“The results of this research will ultimately allow us to better inform pregnant women about the lasting effect their diet has on the development of their child’s lifelong good preferences and risk of metabolic disease,” said Beverly Muhlhausler, Ph.D., a researcher involved in the work from the FOODplus Research Centre at the School of Agriculture Food and Wine at The University of Adelaide in Adelaide, Australia. “Hopefully, this will encourage mothers to make healthier diet choices which will lead to healthier children.”

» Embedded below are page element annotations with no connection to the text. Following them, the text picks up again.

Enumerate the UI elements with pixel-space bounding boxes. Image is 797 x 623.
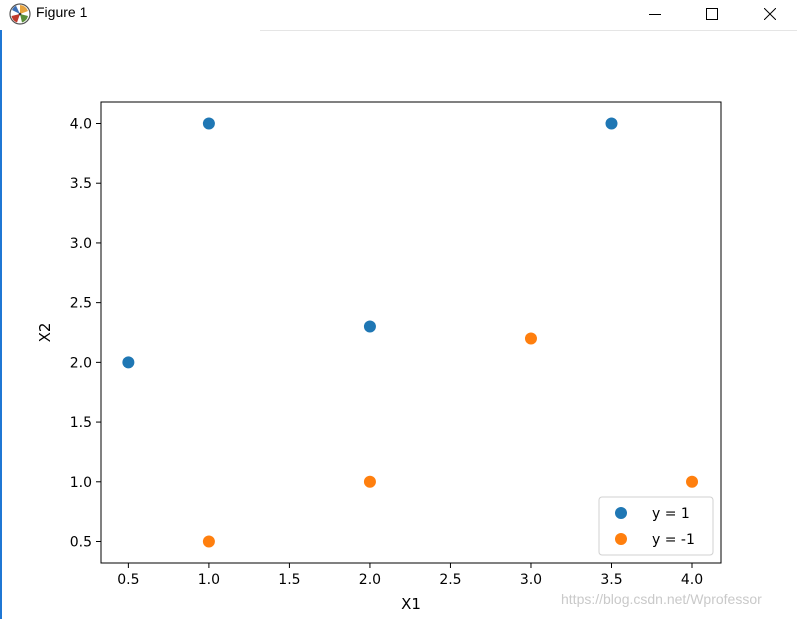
x-tick-label: 1.0: [198, 572, 220, 588]
scatter-point-series-1: [122, 356, 135, 369]
scatter-point-series-1: [605, 117, 618, 130]
x-tick-label: 2.0: [359, 572, 381, 588]
window-left-border: [0, 0, 2, 619]
y-tick-label: 2.5: [70, 296, 92, 312]
scatter-point-series-2: [363, 475, 376, 488]
x-tick-label: 3.0: [520, 572, 542, 588]
scatter-point-series-2: [686, 475, 699, 488]
x-tick-label: 3.5: [600, 572, 622, 588]
legend-box: [598, 496, 714, 556]
minimize-button[interactable]: [632, 0, 678, 28]
x-tick-label: 0.5: [117, 572, 139, 588]
close-button[interactable]: [747, 0, 793, 28]
scatter-point-series-2: [524, 332, 537, 345]
x-axis-label: X1: [401, 595, 421, 613]
legend-marker: [615, 533, 627, 545]
figure-canvas: 0.5 1.0 1.5 2.0 2.5 3.0 3.5 4.0 0.5 1.0 1.5 2.0 2.5…: [0, 31, 797, 619]
y-tick-label: 1.0: [70, 475, 92, 491]
legend-label: y = 1: [652, 506, 690, 522]
title-separator: [260, 30, 797, 31]
scatter-point-series-2: [202, 535, 215, 548]
x-tick-label: 4.0: [681, 572, 703, 588]
scatter-chart: 0.5 1.0 1.5 2.0 2.5 3.0 3.5 4.0 0.5 1.0 1.5 2.0 2.5…: [36, 101, 722, 613]
legend: y = 1 y = -1: [598, 496, 714, 556]
maximize-icon: [706, 8, 718, 20]
y-tick-label: 2.0: [70, 355, 92, 371]
y-tick-label: 0.5: [70, 535, 92, 551]
y-axis-label: X2: [36, 323, 54, 343]
y-tick-label: 3.5: [70, 176, 92, 192]
x-tick-label: 1.5: [278, 572, 300, 588]
plot-area-frame: [100, 101, 722, 564]
y-tick-label: 4.0: [70, 116, 92, 132]
minimize-icon: [649, 14, 661, 15]
x-tick-label: 2.5: [439, 572, 461, 588]
legend-marker: [615, 507, 627, 519]
matplotlib-logo-icon: [9, 3, 31, 25]
title-bar[interactable]: Figure 1: [0, 0, 797, 31]
close-icon: [764, 8, 776, 20]
watermark-text: https://blog.csdn.net/Wprofessor: [561, 591, 762, 607]
window-title: Figure 1: [36, 4, 88, 20]
y-tick-label: 1.5: [70, 415, 92, 431]
maximize-button[interactable]: [689, 0, 735, 28]
legend-label: y = -1: [652, 532, 695, 548]
scatter-point-series-1: [363, 320, 376, 333]
scatter-point-series-1: [202, 117, 215, 130]
y-tick-label: 3.0: [70, 236, 92, 252]
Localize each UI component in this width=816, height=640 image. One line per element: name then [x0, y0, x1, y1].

To make this discovery, Muhlausler and colleagues studied the pups of two groups of rats, one of which had been fed a normal rat food and the other which had been fed a range of human “junk foods” during pregnancy and lactation. After weaning, the pups were given daily injections of an opioid receptor blocker, which blocks opioid signaling. Blocking opioid signaling lowers the intake of fat and sugar by preventing the release of dopamine. Results showed that the opioid receptor blocker was less effective at reducing fat and sugar intake in the pups of the junk food fed mothers, suggesting that the opioid signaling pathway in these offspring is less sensitive than for pups whose mothers are eating a standard rat feed.
“This study shows that addiction to junk food is true addiction.” said Gerald Weissmann, M.D., Editor-in-Chief of The FASEB Journal. “Junk food engages the same body chemistry as opium, morphine or heroin. Sad to say, junk food during pregnancy turns the kids into junk food junkies.”